Im Revier herrscht Rollenklischee

Unternehmen im Ruhrgebiet drücken sich davor, flexiblere Arbeitszeitmodelle einzuführen. Dabei wird familienfreundliche Personalpolitik zunehmend zum Standortvorteil, prophezeien ExpertInnen

AUS GELSENKIRCHENNATALIE WIESMANN

Familienfreundliche Beschäftigungspolitik ist ein zunehmend wichtiger Standortfaktor für Unternehmen. Doch das scheint den Firmen im Ruhrgebiet nicht klar zu sein, denn sie waren der Einladung zur gestrigen Tagung des DGB-Bildungswerks NRW „Gender Mainstreaming im Betrieb“ bis auf ein paar Ausnahmen fern geblieben.

„Das ist immer das gleiche, die Unternehmen denken kurzfristig und lehnen aus Kostengründen eine familienfreundlichere Politik ab“, sagt Martin Merkens vom Referat „Kirche und Arbeitswelt“ des Bistums Münster, einer der wenigen Männer auf der Tagung. Ulrike Ziebuhr vom Verbund für Unternehmen und Familie aus Castrop-Rauxel pflichtet ihm bei: Die Betriebe müssen die demografischen Entwicklung in ihre Personalpolitik einbeziehen, sagt sie. „In zehn Jahren wird es an qualifizierten Arbeitskräften fehlen, dann werden die Betriebe auf Frauen angewiesen sein“. Und diese müssten durch attraktive Arbeitszeitmodelle geködert werden.

Im Kreis Recklinghausen besteht ein ganzes Netzwerk an Institutionen, die sich für eine familienfreundlichere Arbeitswelt einsetzen. Dazu gehört auch der Verbund für Unternehmen und Familie, der seit 1996 Betrieben bei der Einrichtung von flexiblen Arbeitszeitmodellen berät und den Beschäftigten hilft, ihren Arbeitsalltag familienfreundlich zu gestalten. „Leider sind aus ganz NRW erst 34 Unternehmen beigetreten“, bedauert Ziehbuhr.
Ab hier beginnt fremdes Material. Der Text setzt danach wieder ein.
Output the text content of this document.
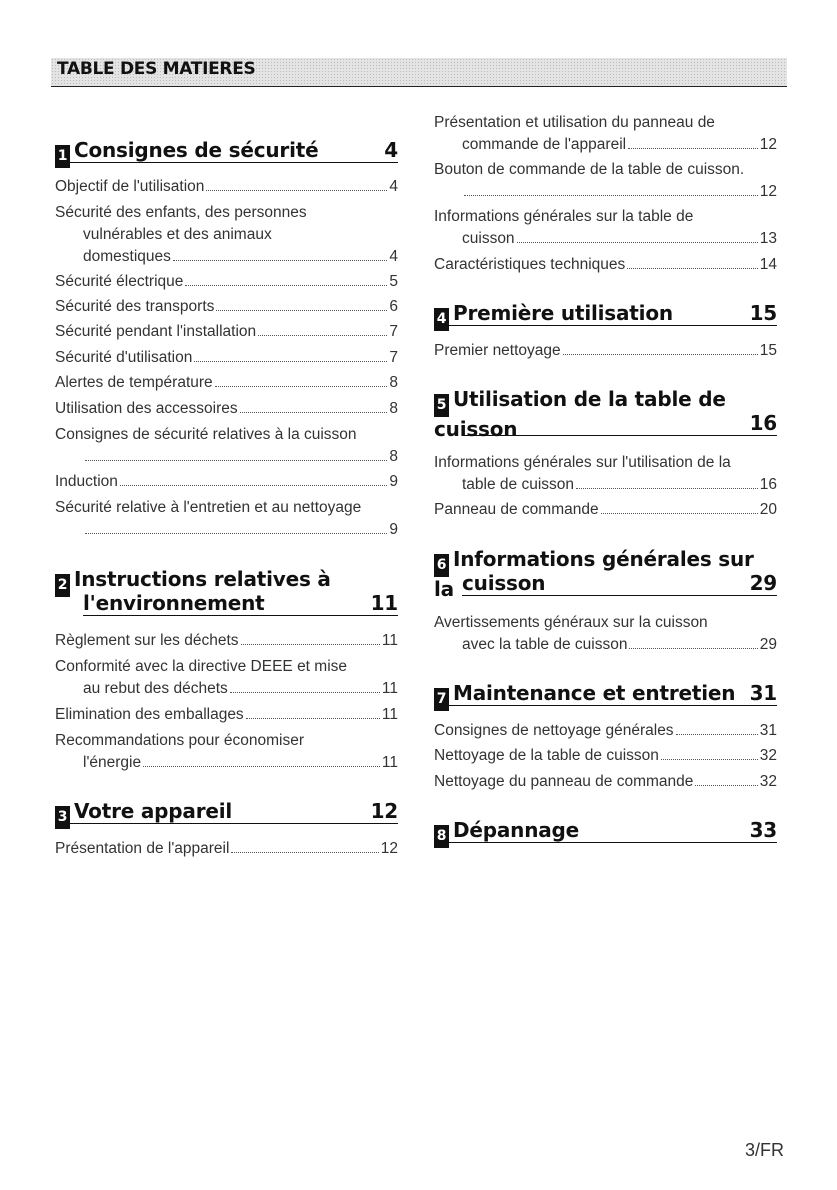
TABLE DES MATIERES
1 Consignes de sécurité	4
Objectif de l'utilisation	4
Sécurité des enfants, des personnes
vulnérables et des animaux
domestiques	4
Sécurité électrique	5
Sécurité des transports	6
Sécurité pendant l'installation	7
Sécurité d'utilisation	7
Alertes de température	8
Utilisation des accessoires	8
Consignes de sécurité relatives à la cuisson
8
Induction	9
Sécurité relative à l'entretien et au nettoyage
9
2 Instructions relatives à
l'environnement	11
Règlement sur les déchets	11
Conformité avec la directive DEEE et mise
au rebut des déchets	11
Elimination des emballages	11
Recommandations pour économiser
l'énergie	11
3 Votre appareil	12
Présentation de l'appareil	12
Présentation et utilisation du panneau de
commande de l'appareil	12
Bouton de commande de la table de cuisson.
12
Informations générales sur la table de
cuisson	13
Caractéristiques techniques	14
4 Première utilisation	15
Premier nettoyage	15
5 Utilisation de la table de cuisson	16
Informations générales sur l'utilisation de la
table de cuisson	16
Panneau de commande	20
6 Informations générales sur la cuisson	29
Avertissements généraux sur la cuisson
avec la table de cuisson	29
7 Maintenance et entretien 31
Consignes de nettoyage générales	31
Nettoyage de la table de cuisson	32
Nettoyage du panneau de commande	32
8 Dépannage	33
3/FR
Die Vereinbarkeit von Familie und Beruf soll jedoch kein „Frauenproblem“ bleiben, so die TeilnehmerInnen der Tagung. Denn auf das steigende Bedürfnis bei Vätern, an der Erziehung ihrer Kinder teilzunehmen, muss auch die Wirtschaft reagieren. „Männer, die Teilzeit arbeiten wollen oder Erziehungsurlaub beantragen, werden karrieremäßig in die Steinzeit versetzt“, weiß Marit Rullmann vom DGB-Bildungswerk. In Schweden würde es dazu gar nicht kommen, da Väter zu einer Beteiligung am Erziehungsurlaub gesetzlich verpflichtet würden. Dass sich das hierzulande durchsetzt, hält sie jedoch für „völlig unwahrscheinlich“. Besonders im Ruhrgebiet herrsche außerdem noch das Rollenverständnis aus der Zeit der Montanindustrie weiter: „Die Männer waren stolz darauf, wenn ihre Frauen nicht arbeiten mussten“, sagt Rullmann. Heute sind nur etwa 27 Prozent der Frauen im Revier berufstätig, bundesweit sind es rund 40 Prozent.

Im Argen liegt auch die Situation bei der Kinderbetreuung im Ruhrgebiet. „Es gibt einen viel höheren Bedarf als Land und Kommunen uns verkaufen wollen“, sagt Rullmann. Denn nach einer Studie des Instituts Arbeit und Technik in Gelsenkirchen wünscht sich jede zweite Mutter ein Betreuungsangebot für ihr Kind, im krassen Gegensatz dazu steht die Realität: Nur zwei Prozent der Familien haben für ihre unter Dreijährigen einen Betreuuungsplatz.